Kış gündönümü yılın en karanlık, en kısa günüdür. Bundan dolayı insanlar için bir işaret olarak görev yaptı ve günler uzamaya başlarken ışığın geri dönüşünü kutladığımız bir gün oldu. Ancak daha soğuk iklimlerde yaşayanlar için 21 Aralık yılın soğuk, karanlık zamanlarının sadece bir başlangıcı.

Sonbahar ve kış döneminde ağaçların yaprakları dökülür ve öz sular dünyanın merkezine doğru çekilirler, tüm yaşayan şeyler bir içe dönüş ve kaynakları koruma eğilimine sahip olurlar. Yoga yazılarında benzer bir sürecin uygulama için de ortaya çıktığından, duyuların daha az dışa dönük olduğundan ve dikkatin içe döndüğünden bahsedilir. Patanjali bu sürece pratyahara, yani duyuların çekilmesi adını veriyor.

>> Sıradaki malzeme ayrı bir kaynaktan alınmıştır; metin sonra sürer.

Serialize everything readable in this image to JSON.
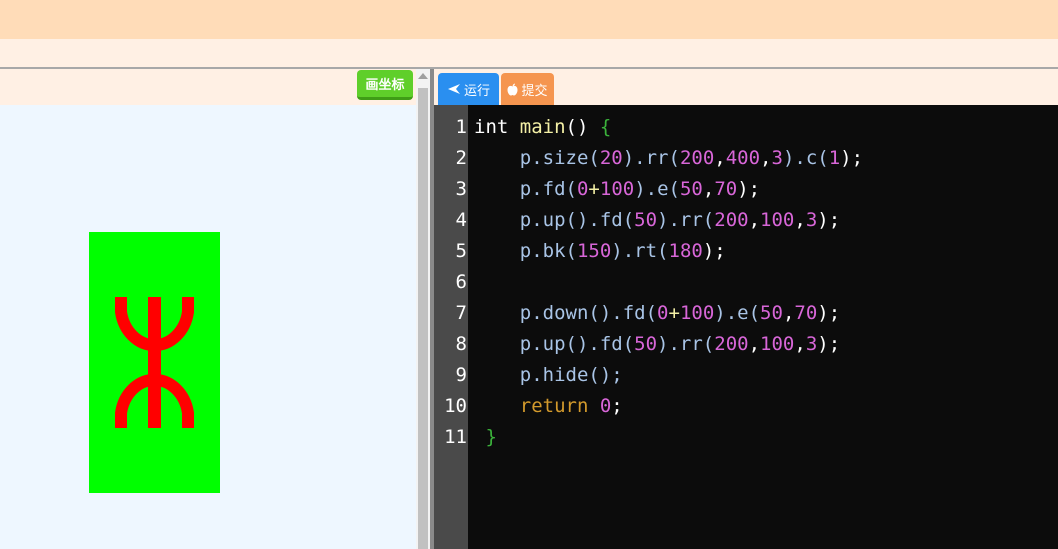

Uzuvlarını kabuğuna çeken bir kaplumbağa gibi, biz de dikkatimizi bedenimize, zihnimize ve kalbimize çekebilir, orada ne olduğunu keşfedebiliriz. Kış ayların bu iç yolculuğu düzenlemek için doğal bir zamandır. Günün ardından gecenin gelmesi gibi, aktif yaz aylarını takip eden dinlenmelik kış ayları da bizi karanlık ve uyku ile iyileştirir, yeniler. Kış mevsimi düşünmek, yazmak, dinlenmek ve uygulamak için uygundur. Sonrasında dünyanın yumuşayıp ısındığı bahar aylarında, dünyayı keşfetmek için dışarı çıkarız ve kışın hayallerini ortaya koymaya çalışırız.

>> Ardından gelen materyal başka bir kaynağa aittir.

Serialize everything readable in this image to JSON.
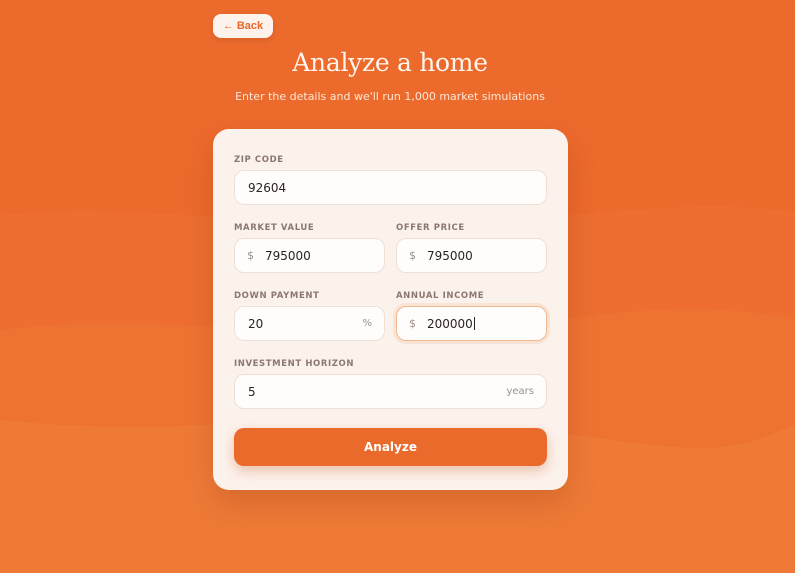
{
  "header": {
    "back_label": "Back",
    "title": "Analyze a home",
    "subtitle": "Enter the details and we'll run 1,000 market simulations"
  },
  "form": {
    "zip": {
      "label": "ZIP CODE",
      "value": "92604"
    },
    "market_value": {
      "label": "MARKET VALUE",
      "prefix": "$",
      "value": "795000"
    },
    "offer_price": {
      "label": "OFFER PRICE",
      "prefix": "$",
      "value": "795000"
    },
    "down_payment": {
      "label": "DOWN PAYMENT",
      "suffix": "%",
      "value": "20"
    },
    "annual_income": {
      "label": "ANNUAL INCOME",
      "prefix": "$",
      "value": "200000"
    },
    "horizon": {
      "label": "INVESTMENT HORIZON",
      "suffix": "years",
      "value": "5"
    },
    "submit_label": "Analyze"
  },
  "colors": {
    "background": "#ec6a2c",
    "card": "#fcf2ec",
    "accent": "#ea6a2c"
  },
  "icons": {
    "back": "left-arrow-icon"
  }
}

Elbette kışın tamamen durup kış uykusuna yatamayız ama bir mum yakabilir, sıcak şeyler ve yatıştırıcı gıdalar yiyebilir, yavaşlayabilir, kendimizle ve sevdiklerimizle rahat ve yakın bir temasta bulunabiliriz. Eğer bir yoga öğretmeniyseniz, derslerinizi mevsimin organik ritmi ile hizalayarak bu süreçte öğrencilerinize rehberlik edebilirsiniz. Ayılar gibi nefesi derinleştirme ve yavaşlatma, karın yere düşüşü gibi zihni sakinleştirme ve yuvalarına kapanan sincaplar gibi kalbin mağarasına yerleşmenin faydalarına erişebilir ve onları öğretebilirsiniz.

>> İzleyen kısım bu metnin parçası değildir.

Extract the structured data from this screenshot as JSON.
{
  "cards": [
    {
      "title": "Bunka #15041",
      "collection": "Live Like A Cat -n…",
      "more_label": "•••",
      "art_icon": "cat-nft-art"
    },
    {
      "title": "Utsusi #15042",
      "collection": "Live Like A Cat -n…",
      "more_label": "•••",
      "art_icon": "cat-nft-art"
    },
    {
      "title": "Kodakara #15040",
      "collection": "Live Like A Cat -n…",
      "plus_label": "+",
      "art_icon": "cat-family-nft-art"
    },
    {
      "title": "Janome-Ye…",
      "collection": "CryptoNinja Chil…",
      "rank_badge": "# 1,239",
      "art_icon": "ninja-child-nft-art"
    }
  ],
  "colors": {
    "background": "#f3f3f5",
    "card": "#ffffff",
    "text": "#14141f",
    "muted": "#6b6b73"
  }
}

Yogada, dikkatin dışa akışı apana olarak adlandırılır (sohbet ederken, TV izlerken veya araç sürerken gibi). Prana enerjinin içeri akışıdır. Apana yoga dersine geldiğimizde genelde güçlüdür. 45 dakikalık asana ve pranayamanın ardından odağımız içe dönmeye başlar. Gözlerimiz daha kolay kapanır, düşüncelerimiz yavaşlar, bedenimizin hislerine yerleşiriz. Prana rahatlamamıza ve entegrasyona ve onarıldığımız rüya durumuna geçmemize izin verir.

Ayurveda, fiziksel, zihinsel ve ruhsal pek çok hastalığın doğanın döngülerine olan bağın kopmasından kaynaklandığını öğretir. Geç saatlere kadar ayakta kalırız, uykuyu başlatan melatonin hormonunun doğal salınımını bozan parlak ekranlara bakarız. Kış aylarında içe dönmek doğal bir davranıştır ve zihnin devamlı aktivitesi ve dikkatin dışa dönümü arasındaki dengeyi korumaya yardımcı olur. Eğer gündüz zamanı ve yaz ayları yapmak olarak adlandırılırsa, gece zamanı ve kış ayları varolmak olarak tanımlanabilir.

Norveç’te günler daha kısa ve kışlar daha uzun olsa da, mevsimsel depresyon oranları ABD’den ciddi anlamda daha yüksek değil. Son araştırmalar bunun sebebinin fizyolojik olmaktan ziyade kültürel olabileceğini ortaya koyuyorlar. Norveç’teki insanlar rahat olmaktan, sıcak içecekler tüketmekten, ateş yakmaktan ve aile ve arkadaşları ile olmaktan hoşlanıyorlar ve dışarıda da vakit geçiriyorlar. Kültürleri kışın doğal güzelliğini kutluyor.

Kışın getirdiği dengelenme ve iyileşme fırsatlarına odaklandığımız zaman, mevsimin dinlendirici karanlığına bir ışık yakmış oluruz.